As the scene settled into a pacific silence once more, nature became sovereign of the temple. Vines and roots a million began growing around every piece of broken stone and every severed pillar, turning the white visage into one of green and darkened brown, demonstrations of ancient life that were overcome by moss, weathered by the passing of time.
His eyes stopped in the very center of the desolate shrine.
A rectangular altar carved out of marble was the centerpiece of the shrine, but its beauty had been washed away and its space had been reclaimed by the devouring maws of the forest.
Atop the altar, a yellow skull rested trapped by the snaring vines that wrapped around its empty eyes. A shimmering silver blade dug through the very top of the cranium, belonging to a beautiful sword of a gold-plated hilt and an intricately decorated grip, with jewels decorating it to the pommel. Ten holes could be seen on the broad of the blade, letting the light shine through its pristine long edge.
A screech echoed in the air, with its origin being the disembodied skull on the altar. A purple fire was suddenly lit inside its pitch-black sockets, and its unhinged jaw opened slightly to let out a burst of disquieting, potent laughter.
"Kuhahahaha! Oh, what mercy this is! Between this painful sea of curses I've found a blessing, oh, what a blessing! The mother doesn't speak to me since ages of yore, but she has spoken! She has spoken, to me!
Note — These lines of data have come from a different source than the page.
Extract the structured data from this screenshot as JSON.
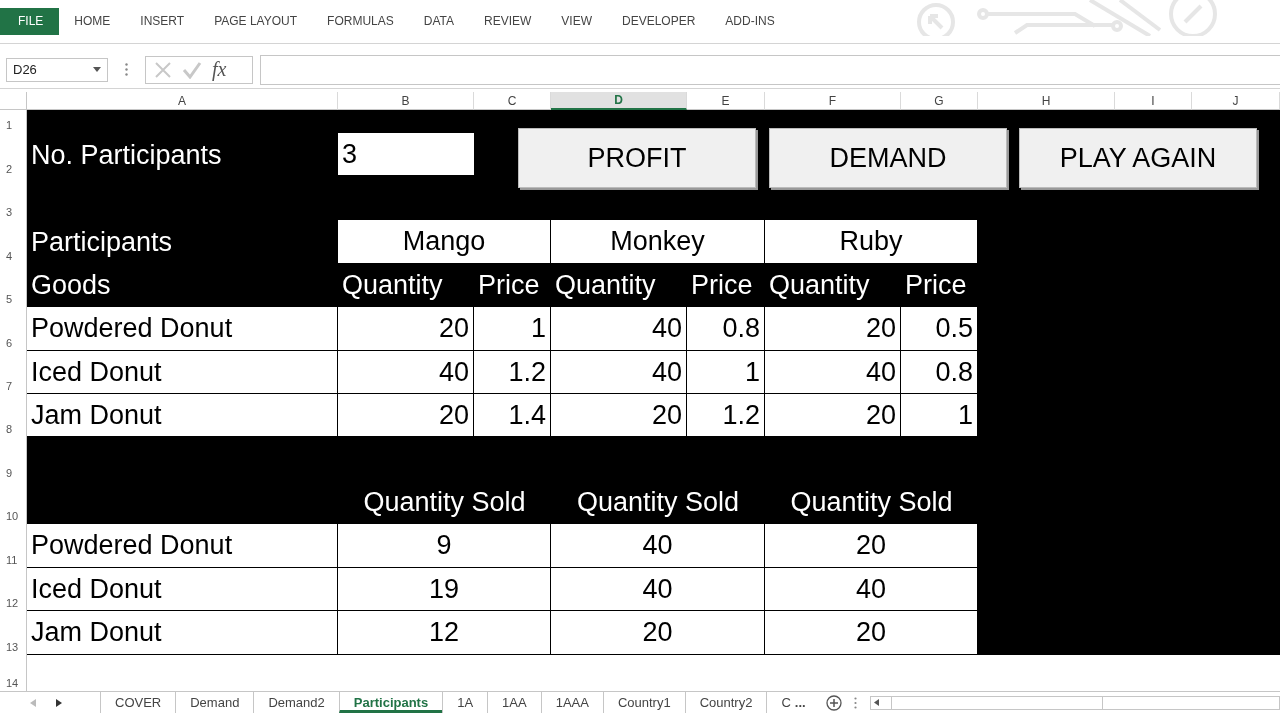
{
  "ribbon_tabs": [
    {
      "label": "FILE",
      "kind": "file"
    },
    {
      "label": "HOME",
      "kind": "tab"
    },
    {
      "label": "INSERT",
      "kind": "tab"
    },
    {
      "label": "PAGE LAYOUT",
      "kind": "tab"
    },
    {
      "label": "FORMULAS",
      "kind": "tab"
    },
    {
      "label": "DATA",
      "kind": "tab"
    },
    {
      "label": "REVIEW",
      "kind": "tab"
    },
    {
      "label": "VIEW",
      "kind": "tab"
    },
    {
      "label": "DEVELOPER",
      "kind": "tab"
    },
    {
      "label": "ADD-INS",
      "kind": "tab"
    }
  ],
  "name_box": "D26",
  "formula_bar": {
    "function_label": "fx"
  },
  "columns": [
    {
      "label": "A",
      "selected": false
    },
    {
      "label": "B",
      "selected": false
    },
    {
      "label": "C",
      "selected": false
    },
    {
      "label": "D",
      "selected": true
    },
    {
      "label": "E",
      "selected": false
    },
    {
      "label": "F",
      "selected": false
    },
    {
      "label": "G",
      "selected": false
    },
    {
      "label": "H",
      "selected": false
    },
    {
      "label": "I",
      "selected": false
    },
    {
      "label": "J",
      "selected": false
    }
  ],
  "row_numbers": [
    "1",
    "2",
    "3",
    "4",
    "5",
    "6",
    "7",
    "8",
    "9",
    "10",
    "11",
    "12",
    "13",
    "14"
  ],
  "participants_count": {
    "label": "No. Participants",
    "value": "3"
  },
  "buttons": [
    "PROFIT",
    "DEMAND",
    "PLAY AGAIN"
  ],
  "offers": {
    "header_label": "Participants",
    "participants": [
      "Mango",
      "Monkey",
      "Ruby"
    ],
    "goods_label": "Goods",
    "subheaders": [
      "Quantity",
      "Price",
      "Quantity",
      "Price",
      "Quantity",
      "Price"
    ],
    "rows": [
      {
        "good": "Powdered Donut",
        "values": [
          "20",
          "1",
          "40",
          "0.8",
          "20",
          "0.5"
        ]
      },
      {
        "good": "Iced Donut",
        "values": [
          "40",
          "1.2",
          "40",
          "1",
          "40",
          "0.8"
        ]
      },
      {
        "good": "Jam Donut",
        "values": [
          "20",
          "1.4",
          "20",
          "1.2",
          "20",
          "1"
        ]
      }
    ]
  },
  "sales": {
    "headers": [
      "Quantity Sold",
      "Quantity Sold",
      "Quantity Sold"
    ],
    "rows": [
      {
        "good": "Powdered Donut",
        "values": [
          "9",
          "40",
          "20"
        ]
      },
      {
        "good": "Iced Donut",
        "values": [
          "19",
          "40",
          "40"
        ]
      },
      {
        "good": "Jam Donut",
        "values": [
          "12",
          "20",
          "20"
        ]
      }
    ]
  },
  "sheet_tabs": [
    {
      "label": "COVER",
      "selected": false
    },
    {
      "label": "Demand",
      "selected": false
    },
    {
      "label": "Demand2",
      "selected": false
    },
    {
      "label": "Participants",
      "selected": true
    },
    {
      "label": "1A",
      "selected": false
    },
    {
      "label": "1AA",
      "selected": false
    },
    {
      "label": "1AAA",
      "selected": false
    },
    {
      "label": "Country1",
      "selected": false
    },
    {
      "label": "Country2",
      "selected": false
    },
    {
      "label": "C",
      "selected": false
    }
  ],
  "tab_overflow": "..."
}
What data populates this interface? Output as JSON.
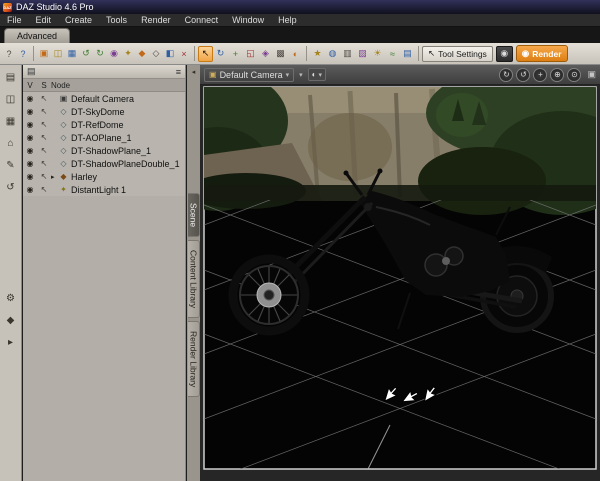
{
  "colors": {
    "accent_orange": "#e8891d",
    "titlebar_bg": "#14142a",
    "toolbar_bg": "#d6d2ca",
    "panel_bg": "#b3afa8",
    "viewport_bg": "#262626",
    "render_button_bg": "#e8891d"
  },
  "titlebar": {
    "logo_text": "DAZ",
    "title": "DAZ Studio 4.6 Pro"
  },
  "menubar": {
    "items": [
      {
        "label": "File"
      },
      {
        "label": "Edit"
      },
      {
        "label": "Create"
      },
      {
        "label": "Tools"
      },
      {
        "label": "Render"
      },
      {
        "label": "Connect"
      },
      {
        "label": "Window"
      },
      {
        "label": "Help"
      }
    ]
  },
  "tabstrip": {
    "active_tab": "Advanced"
  },
  "toolbar": {
    "group1": [
      {
        "name": "context-help-icon",
        "glyph": "?"
      },
      {
        "name": "help-icon",
        "glyph": "?"
      },
      {
        "name": "new-scene-icon",
        "glyph": "▣"
      },
      {
        "name": "open-scene-icon",
        "glyph": "◫"
      },
      {
        "name": "save-scene-icon",
        "glyph": "▦"
      },
      {
        "name": "undo-icon",
        "glyph": "↺"
      },
      {
        "name": "redo-icon",
        "glyph": "↻"
      },
      {
        "name": "create-camera-icon",
        "glyph": "◉"
      },
      {
        "name": "create-light-icon",
        "glyph": "✦"
      },
      {
        "name": "create-primitive-icon",
        "glyph": "◆"
      },
      {
        "name": "create-plane-icon",
        "glyph": "◇"
      },
      {
        "name": "duplicate-node-icon",
        "glyph": "◧"
      },
      {
        "name": "delete-node-icon",
        "glyph": "×"
      }
    ],
    "group2": [
      {
        "name": "node-selection-tool-icon",
        "glyph": "↖"
      },
      {
        "name": "rotate-tool-icon",
        "glyph": "↻"
      },
      {
        "name": "translate-tool-icon",
        "glyph": "+"
      },
      {
        "name": "scale-tool-icon",
        "glyph": "◱"
      },
      {
        "name": "active-pose-tool-icon",
        "glyph": "◈"
      },
      {
        "name": "surface-selection-tool-icon",
        "glyph": "▩"
      },
      {
        "name": "spot-render-tool-icon",
        "glyph": "◐"
      }
    ],
    "group3": [
      {
        "name": "powerpose-icon",
        "glyph": "★"
      },
      {
        "name": "puppeteer-icon",
        "glyph": "◍"
      },
      {
        "name": "timeline-icon",
        "glyph": "▥"
      },
      {
        "name": "shader-mixer-icon",
        "glyph": "▨"
      },
      {
        "name": "lighting-icon",
        "glyph": "☀"
      },
      {
        "name": "smoothing-icon",
        "glyph": "≈"
      },
      {
        "name": "scene-info-icon",
        "glyph": "▤"
      }
    ],
    "tool_settings": {
      "glyph": "↖",
      "label": "Tool Settings"
    },
    "snapshot_glyph": "◉",
    "render": {
      "glyph": "◉",
      "label": "Render"
    }
  },
  "left_rail": {
    "top_icons": [
      {
        "name": "new-file-icon",
        "glyph": "▤"
      },
      {
        "name": "open-file-icon",
        "glyph": "◫"
      },
      {
        "name": "save-file-icon",
        "glyph": "▦"
      },
      {
        "name": "home-icon",
        "glyph": "⌂"
      },
      {
        "name": "edit-icon",
        "glyph": "✎"
      },
      {
        "name": "undo-rail-icon",
        "glyph": "↺"
      }
    ],
    "bottom_icons": [
      {
        "name": "settings-icon",
        "glyph": "⚙"
      },
      {
        "name": "content-icon",
        "glyph": "◆"
      },
      {
        "name": "play-icon",
        "glyph": "▸"
      }
    ]
  },
  "scene_panel": {
    "header": {
      "doc_glyph": "▤",
      "menu_glyph": "≡"
    },
    "columns": {
      "v": "V",
      "s": "S",
      "node": "Node"
    },
    "eye_glyph": "◉",
    "sel_glyph": "↖",
    "collapse_glyph": "◂",
    "nodes": [
      {
        "label": "Default Camera",
        "type_glyph": "▣"
      },
      {
        "label": "DT-SkyDome",
        "type_glyph": "◇"
      },
      {
        "label": "DT-RefDome",
        "type_glyph": "◇"
      },
      {
        "label": "DT-AOPlane_1",
        "type_glyph": "◇"
      },
      {
        "label": "DT-ShadowPlane_1",
        "type_glyph": "◇"
      },
      {
        "label": "DT-ShadowPlaneDouble_1",
        "type_glyph": "◇"
      },
      {
        "label": "Harley",
        "type_glyph": "◆",
        "expander": "▸"
      },
      {
        "label": "DistantLight 1",
        "type_glyph": "✦"
      }
    ],
    "side_tabs": [
      {
        "label": "Scene"
      },
      {
        "label": "Content Library"
      },
      {
        "label": "Render Library"
      }
    ]
  },
  "viewport": {
    "toolbar": {
      "camera_glyph": "▣",
      "camera_label": "Default Camera",
      "dropdown_glyph": "▾",
      "style_glyph": "◐",
      "controls": [
        {
          "name": "orbit-icon",
          "glyph": "↻"
        },
        {
          "name": "bank-icon",
          "glyph": "↺"
        },
        {
          "name": "pan-icon",
          "glyph": "+"
        },
        {
          "name": "zoom-icon",
          "glyph": "⊕"
        },
        {
          "name": "frame-icon",
          "glyph": "⊙"
        }
      ],
      "cube_glyph": "▣"
    }
  }
}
To this wretched, broken, pitiful, miserable sinner!!" The raging flame inside its eyes grew even larger, breaking its way out of the sockets and setting ablaze the skull in its entirety.
Kei stood up with haste and ran towards the altar with a panicked face, driven by a violent impulse to grab onto the sword. He held the ornate grip and felt his face convulse into a pained expression, as the very essence from his innards had begun to reach out for the blade of the sword. His body was engulfed by a flame of dark blue fire, and between screams and calls for help, it was swallowed by the blade he formerly held.
"I am useless, but you aren't! Heed your divine call, and be the Champion that our mother had long lost!"
With a last call for a meaningful death, the skull was consumed to its very ashes by the raging purple fire.
A cruel laughter resonated in the forest. A shrill voice that would make anyone's hairs stand on end. A declaration of death that, somehow, was also searing like the light of the sun.
"Gasp!"
When he came back to his senses, Kei was kneeling down on the marsh. He quickly pushed himself up and stammered back until he hit his back against a tree, his thoughts still scattered through the air. What was that extreme discomfort he was feeling? What was that invisible weight on his hands? He looked, and found the gold-plated sword he stole before.
From the ten holes on the blade, two of them were lit. The first, purple. The second, blue.